The thought was that maybe there was another planet between Mercury and the Sun that was affecting its orbit. This theory was not just a shot in the dark. The planet Neptune had in fact been found in a very similar way by analyzing the orbit of Uranus and noting that it was not behaving exactly as it should be. Further giving credence to the idea was just how close Mercury was to the Sun. If there were another planet between Mercury and the Sun, then it would be hard to make out since the Sun’s light drowns out any competitors. The idea so captivated scientists of the time that the new planet was given a name, Vulcan, and a few scientists even claimed to have observed it. None of the observations could be verified, however, and as time went on, it became more and more unlikely that there was a planet escaping detection. Something else must have been going on.

Enter Albert Einstein. In 1915, he released his general theory of relativity on the world which encapsulated his special relativity from a decade before and generalized it to work in contexts where gravity was significant.
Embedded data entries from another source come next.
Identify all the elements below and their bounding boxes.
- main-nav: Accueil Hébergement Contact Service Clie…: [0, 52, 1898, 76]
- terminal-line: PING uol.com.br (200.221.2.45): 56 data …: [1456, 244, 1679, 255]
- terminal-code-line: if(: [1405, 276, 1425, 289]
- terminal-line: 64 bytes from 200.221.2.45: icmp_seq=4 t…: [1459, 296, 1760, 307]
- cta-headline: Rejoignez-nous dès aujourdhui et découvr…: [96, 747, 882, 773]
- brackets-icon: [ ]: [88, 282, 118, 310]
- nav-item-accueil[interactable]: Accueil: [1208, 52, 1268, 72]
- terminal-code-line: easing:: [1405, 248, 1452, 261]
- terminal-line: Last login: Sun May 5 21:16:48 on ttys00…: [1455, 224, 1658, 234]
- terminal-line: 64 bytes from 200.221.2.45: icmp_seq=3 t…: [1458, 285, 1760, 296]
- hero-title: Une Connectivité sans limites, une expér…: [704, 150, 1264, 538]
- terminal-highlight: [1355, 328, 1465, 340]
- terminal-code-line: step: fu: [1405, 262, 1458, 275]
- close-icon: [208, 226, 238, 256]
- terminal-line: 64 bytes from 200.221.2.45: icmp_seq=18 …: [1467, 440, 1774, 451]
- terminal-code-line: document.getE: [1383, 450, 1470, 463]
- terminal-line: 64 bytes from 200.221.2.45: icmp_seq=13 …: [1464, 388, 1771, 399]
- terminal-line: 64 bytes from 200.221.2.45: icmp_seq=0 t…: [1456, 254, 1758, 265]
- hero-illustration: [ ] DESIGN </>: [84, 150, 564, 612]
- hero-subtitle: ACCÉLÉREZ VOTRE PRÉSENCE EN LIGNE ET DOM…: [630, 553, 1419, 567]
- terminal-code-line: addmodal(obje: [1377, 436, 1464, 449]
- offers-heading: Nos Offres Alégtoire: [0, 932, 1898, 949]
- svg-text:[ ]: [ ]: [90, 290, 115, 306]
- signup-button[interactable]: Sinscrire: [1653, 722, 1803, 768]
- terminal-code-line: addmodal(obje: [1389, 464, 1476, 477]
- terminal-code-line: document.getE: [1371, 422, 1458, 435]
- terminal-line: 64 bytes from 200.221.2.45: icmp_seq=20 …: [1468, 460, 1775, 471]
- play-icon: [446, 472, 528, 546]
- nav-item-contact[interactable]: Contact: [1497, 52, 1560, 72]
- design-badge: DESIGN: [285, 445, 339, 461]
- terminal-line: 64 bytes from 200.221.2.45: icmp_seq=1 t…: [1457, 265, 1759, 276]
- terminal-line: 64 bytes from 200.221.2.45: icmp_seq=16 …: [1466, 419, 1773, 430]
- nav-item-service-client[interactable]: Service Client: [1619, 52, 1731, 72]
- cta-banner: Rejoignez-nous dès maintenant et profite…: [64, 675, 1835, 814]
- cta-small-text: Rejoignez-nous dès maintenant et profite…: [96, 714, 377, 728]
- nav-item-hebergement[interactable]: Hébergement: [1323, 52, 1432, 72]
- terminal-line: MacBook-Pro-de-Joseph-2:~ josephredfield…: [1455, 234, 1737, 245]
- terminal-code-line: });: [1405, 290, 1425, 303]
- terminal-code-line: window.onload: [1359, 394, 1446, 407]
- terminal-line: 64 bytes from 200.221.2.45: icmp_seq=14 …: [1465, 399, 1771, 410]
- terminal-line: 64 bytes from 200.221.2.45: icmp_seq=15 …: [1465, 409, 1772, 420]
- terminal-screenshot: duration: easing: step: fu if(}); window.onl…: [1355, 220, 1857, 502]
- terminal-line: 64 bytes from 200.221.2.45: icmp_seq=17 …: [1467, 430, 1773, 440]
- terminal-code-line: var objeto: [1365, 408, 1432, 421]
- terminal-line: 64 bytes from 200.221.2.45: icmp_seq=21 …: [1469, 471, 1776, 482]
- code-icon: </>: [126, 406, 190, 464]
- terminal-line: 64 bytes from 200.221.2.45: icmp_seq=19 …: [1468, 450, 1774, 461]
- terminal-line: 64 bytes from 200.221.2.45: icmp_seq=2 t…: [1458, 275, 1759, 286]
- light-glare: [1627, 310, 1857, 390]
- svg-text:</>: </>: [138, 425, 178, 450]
This new theory worked in every place that Newton’s old theories of gravitation worked, but it also predicted that the orbit of Mercury was just as it was.

What are we to make of this? In some sense, it feels like we should say that Newton’s equations were wrong. They make definite predictions about the world, and, yes, sometimes they are remarkably accurate and useful, but if you plug certain conditions into them (or really any conditions), they just give you “the wrong answer”. Now, make no mistake. I am not proposing here that we should be ultimately frightened or unnerved by this. This is exactly how science is supposed to work. We try to find equations and formulas that model how the real world works. Then, we try to find scenerios to test the limits of our formulas and understanding. Then, we see if we can come up with better equations and formulas that cover the old cases and the new ones.

Mathematics, on the other hand, works differently. It would be a much more serious issue if we thought that a^2 + b^2 = c^2 for all Euclidean right triangles and then someone found a particular Euclidean right triangle that it doesn’t work for, much more serious.